I have never planned, or been a part of, a virtual retreat before and so I wasn’t sure how ambitious we could be in the goal of making sure everyone felt connected, inspired, clear, and refreshed while staring at a computer screen for three days straight. But all I can say is my expectations were blown away. The retreat was far more impactful than I thought possible in a virtual setting and, while the planning was certainly a part of that, mostly it was due to every staff member showing up with their whole heart, ready to dive into whatever the day called for.

Each day, we all took time to address our goals by:

  • Getting to know each other by asking ourselves questions like “What reminds you that life is beautiful?” and “If you were a liquid in a vessel, what would you be?”
  • Asking questions of our Co-Executive Directors and answering questions within ourselves about where we wanted to make an impact within the company and also the world.
  • Embracing Asana and staying engaged in improving upon the systems we created.
  • And sharing ourselves, our goals, and our feelings with each other.

I have never physically met 90% of the people I work with on this team, yet I feel a bond with them that exceeds most of my previous work experiences.

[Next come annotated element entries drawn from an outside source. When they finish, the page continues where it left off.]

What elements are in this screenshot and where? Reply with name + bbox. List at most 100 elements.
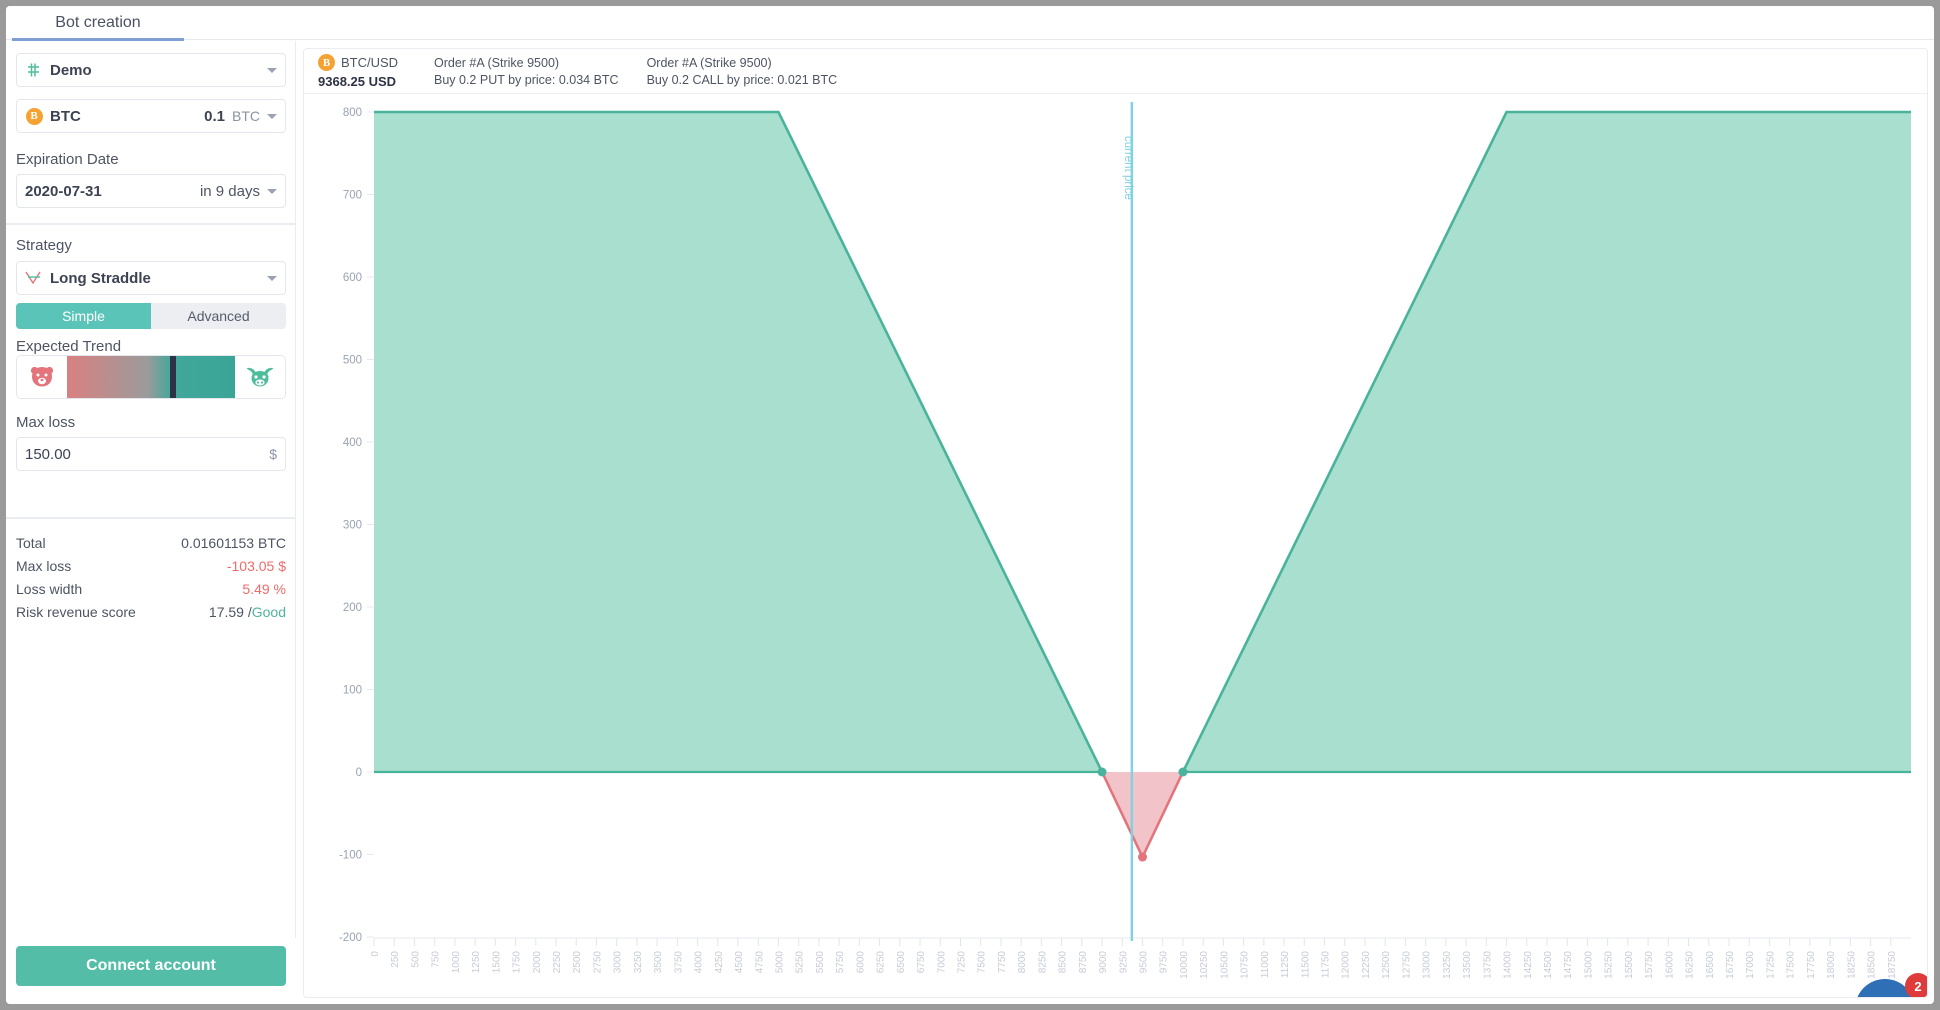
current-price-label: current price [1122, 136, 1134, 200]
x-tick-label: 12750 [1401, 951, 1412, 979]
summary-key: Total [16, 534, 46, 551]
strategy-label: Strategy [16, 237, 72, 254]
x-tick-label: 17750 [1806, 951, 1817, 979]
x-tick-label: 3000 [613, 951, 624, 974]
tab-bot-creation[interactable]: Bot creation [18, 6, 178, 40]
x-tick-label: 14500 [1543, 951, 1554, 979]
expected-trend-label: Expected Trend [16, 338, 122, 355]
x-tick-label: 15750 [1644, 951, 1655, 979]
tab-bar: Bot creation [6, 6, 1934, 41]
expiration-relative-wrap: in 9 days [200, 183, 277, 200]
summary-value-rating: Good [251, 603, 286, 620]
ticker-symbol: BTC/USD [341, 55, 399, 70]
order-card-put[interactable]: Order #A (Strike 9500) Buy 0.2 PUT by pr… [434, 56, 619, 87]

During “Final Thoughts” on Friday, we heard similar sentiments from just about everyone, ranging from an intern joking, “I’ll clean the toilets, whatever it takes!” to remain a member of the team, to those who had stated they’d rather just work than join a retreat saying, “I found so much personal value and I’m so glad I participated.”

In this time of crisis, when we at Resolve are trying to do our part to curb the spread of COVID-19 by sharing life-saving information, it was scary to stop everything for three days to work on ourselves as a team first. But we don’t shy away from the tough conversations in this team and, just like Brené Brown’s story of a leader who led their team in the right direction after a company pause, the Resolve team now feels stronger, more focused, and closer than ever.